Independent mobility is probably one of the last daily tasks to be lost with aging, especially in elderly subjects with independent living. Thereby, muscles of the lower limbs may be more elicited over the lifetime, and therefore have less strength losses. Therefore, it is perceived that their trainability is lower, in accordance with the results obtained in this study. In this context, the percentage gains were higher in muscle groups of the upper limbs, which probably would have a greater decline of strength, lower functionality and greater trainability. Although considering the strength of lower limbs, a valid indicator of functional capacity associated with mobility, it is also worth noticing that increased strength in upper limbs leads to improvements in balance and postural control, especially when performing motor tasks in motion or unsteadily, as the postural muscles tend to be the most affected with the losses (Gauchard et al., 2003; Sclicht et al., 2001; Sousa and Sampaio, 2005). Recently, Adamo et al. (2009) suggested that performing upper limb specific tasks might reduce age-related declines in proprioception.
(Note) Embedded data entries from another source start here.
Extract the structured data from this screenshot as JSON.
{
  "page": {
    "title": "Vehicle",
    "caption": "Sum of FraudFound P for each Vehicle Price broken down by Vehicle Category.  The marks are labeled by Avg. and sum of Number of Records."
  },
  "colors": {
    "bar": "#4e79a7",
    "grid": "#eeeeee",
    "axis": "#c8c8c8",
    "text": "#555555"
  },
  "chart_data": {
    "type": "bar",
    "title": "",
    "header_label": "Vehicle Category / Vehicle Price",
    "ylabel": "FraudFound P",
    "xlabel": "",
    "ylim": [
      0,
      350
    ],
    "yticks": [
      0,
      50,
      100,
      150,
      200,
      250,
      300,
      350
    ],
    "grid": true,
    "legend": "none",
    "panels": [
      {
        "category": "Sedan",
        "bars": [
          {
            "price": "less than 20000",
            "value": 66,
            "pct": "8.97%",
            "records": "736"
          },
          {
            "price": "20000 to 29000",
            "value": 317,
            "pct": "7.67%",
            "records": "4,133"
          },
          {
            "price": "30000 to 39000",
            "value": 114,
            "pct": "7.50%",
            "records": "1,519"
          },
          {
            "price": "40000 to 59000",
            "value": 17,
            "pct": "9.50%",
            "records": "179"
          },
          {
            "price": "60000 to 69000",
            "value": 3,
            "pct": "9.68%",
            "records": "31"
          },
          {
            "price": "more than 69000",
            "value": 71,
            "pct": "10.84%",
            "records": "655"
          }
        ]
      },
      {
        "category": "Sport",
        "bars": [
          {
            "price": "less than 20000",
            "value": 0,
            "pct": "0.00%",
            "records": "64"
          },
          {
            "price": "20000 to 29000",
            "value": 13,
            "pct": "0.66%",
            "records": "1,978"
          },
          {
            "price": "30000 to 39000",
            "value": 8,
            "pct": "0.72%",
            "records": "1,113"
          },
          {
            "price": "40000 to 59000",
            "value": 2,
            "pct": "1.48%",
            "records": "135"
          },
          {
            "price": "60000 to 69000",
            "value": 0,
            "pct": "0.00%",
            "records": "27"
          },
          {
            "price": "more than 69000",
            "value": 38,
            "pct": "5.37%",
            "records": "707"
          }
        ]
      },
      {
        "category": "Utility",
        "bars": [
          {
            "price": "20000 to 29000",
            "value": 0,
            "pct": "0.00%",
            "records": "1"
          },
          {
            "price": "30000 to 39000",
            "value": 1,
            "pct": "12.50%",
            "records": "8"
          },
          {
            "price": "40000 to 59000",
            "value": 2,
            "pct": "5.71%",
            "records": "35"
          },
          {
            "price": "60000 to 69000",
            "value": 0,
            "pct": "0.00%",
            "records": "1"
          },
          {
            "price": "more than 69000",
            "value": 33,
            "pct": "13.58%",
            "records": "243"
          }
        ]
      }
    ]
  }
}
Finally, from the results of this study, it was possible to verify that the differences between LOWER and UPPER significantly increased during the training program. This fact may be related to the intensity of the load gradually implemented (from 50 to 80% RM). Thus, it appears that for more intensity, the subjects responded with greater muscular adaptation (Sousa and Sampaio, 2005). Overall, studies that contrast the effectiveness of training programs for high versus low intensity confirm this fact (Sclicht et al., 2001).

Conclusions

The studied group of elderly with independent living has earned higher maximum strength in the muscles of upper limbs. Furthermore, these gains tended to increase over time and with increasing intensity. This leads us to a conclusion and practical application that when planning specific exercise programs for healthy and independent elders, particular attention should be given to muscle groups located in the trunk and upper limbs. This is not only to elicit these muscle groups, but rather because they tend to be more debilitated. Also, the programs should be carefully designed, implemented and controlled in order to quantify the ratios of upper and lower limbs workload. Further research on this particular topic can be done by expanding the dose-response characteristics of the implemented programs, such as examining chronic responses from these populations, when comparing combinations of different training volumes and frequencies.